I think it’s really hard to shed old frameworks completely, so a lot of us can tend to give old frameworks new paint… which isn’t really freedom. When it comes to questioning and exploring our gender or sexual identities, the magic happens when we discover how there are actually no rules we have to follow. If you’re feeling your masc energy, you don’t have to become toxic (and you shouldn’t.) If you’re nurturing your femme side, you don’t have to get a dress (but you can!). If you’re committing to love one person, the success of that commitment doesn’t have to be defined by longevity, monogamy, or domesticity (but it can be!) After I got top surgery, I felt more femme than I ever had before. Nothing has to make sense the way the cis/hetero patriarchy told us it would. If it feels good and it’s not hurting anyone, you’re doing it right. You have permission to play, try things on, and change your mind. 

Tell us about your favorite show you’ve ever played.

It is very tough to pick just one. But my favorite show in recent memory was in summer 2023, and it was a homecoming show of sorts, in Denver, CO, a city I called home for five years until 2021. This church I used to work for let us use their sanctuary for the concert, and it meant so much to me. We turned it into the loveliest listening room and totally packed the place.
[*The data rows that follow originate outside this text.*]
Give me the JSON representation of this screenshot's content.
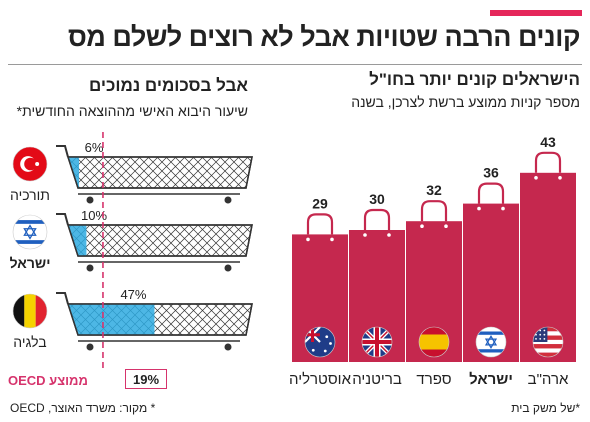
{
  "title": "קונים הרבה שטויות אבל לא רוצים לשלם מס",
  "colors": {
    "accent": "#e5275a",
    "bar": "#c5284e",
    "cart_fill": "#2eaae1",
    "oecd_line": "#d6336c"
  },
  "right_panel": {
    "title": "הישראלים קונים יותר בחו\"ל",
    "subtitle": "מספר קניות ממוצע ברשת לצרכן, בשנה"
  },
  "left_panel": {
    "title": "אבל בסכומים נמוכים",
    "subtitle": "שיעור היבוא האישי מההוצאה החודשית*"
  },
  "oecd": {
    "label": "ממוצע OECD",
    "value": "19%"
  },
  "footer": {
    "note": "*של משק בית",
    "source": "* מקור: משרד האוצר, OECD"
  },
  "chart_data": [
    {
      "type": "bar",
      "categories": [
        "ארה\"ב",
        "ישראל",
        "ספרד",
        "בריטניה",
        "אוסטרליה"
      ],
      "values": [
        43,
        36,
        32,
        30,
        29
      ],
      "value_labels": [
        "43",
        "36",
        "32",
        "30",
        "29"
      ],
      "flags": [
        "us-flag-icon",
        "israel-flag-icon",
        "spain-flag-icon",
        "uk-flag-icon",
        "australia-flag-icon"
      ],
      "highlight": "ישראל"
    },
    {
      "type": "bar",
      "categories": [
        "תורכיה",
        "ישראל",
        "בלגיה"
      ],
      "values": [
        6,
        10,
        47
      ],
      "value_labels": [
        "6%",
        "10%",
        "47%"
      ],
      "flags": [
        "turkey-flag-icon",
        "israel-flag-icon",
        "belgium-flag-icon"
      ],
      "reference_line": 19
    }
  ]
}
I had my old producers, China and Seth Kent, help out. Seth ran sound and China played keys. Our string quartet, who played on the project the Kents produced, joined me for four songs. My friend, Masha Eads, who hit the road with me for part of my first ever real tour back at the start of my career, joined me on mandolin for a handful of my newest and tenderest songs. I just felt so surrounded by friends, not only on the stage but in the audience. I’d just had top surgery a few months prior to the show, and I was still exploring real true embodiment on stage. A couple of good friends told me after the show that I was performing like I was a friend to myself, and I’ll never forget that comment.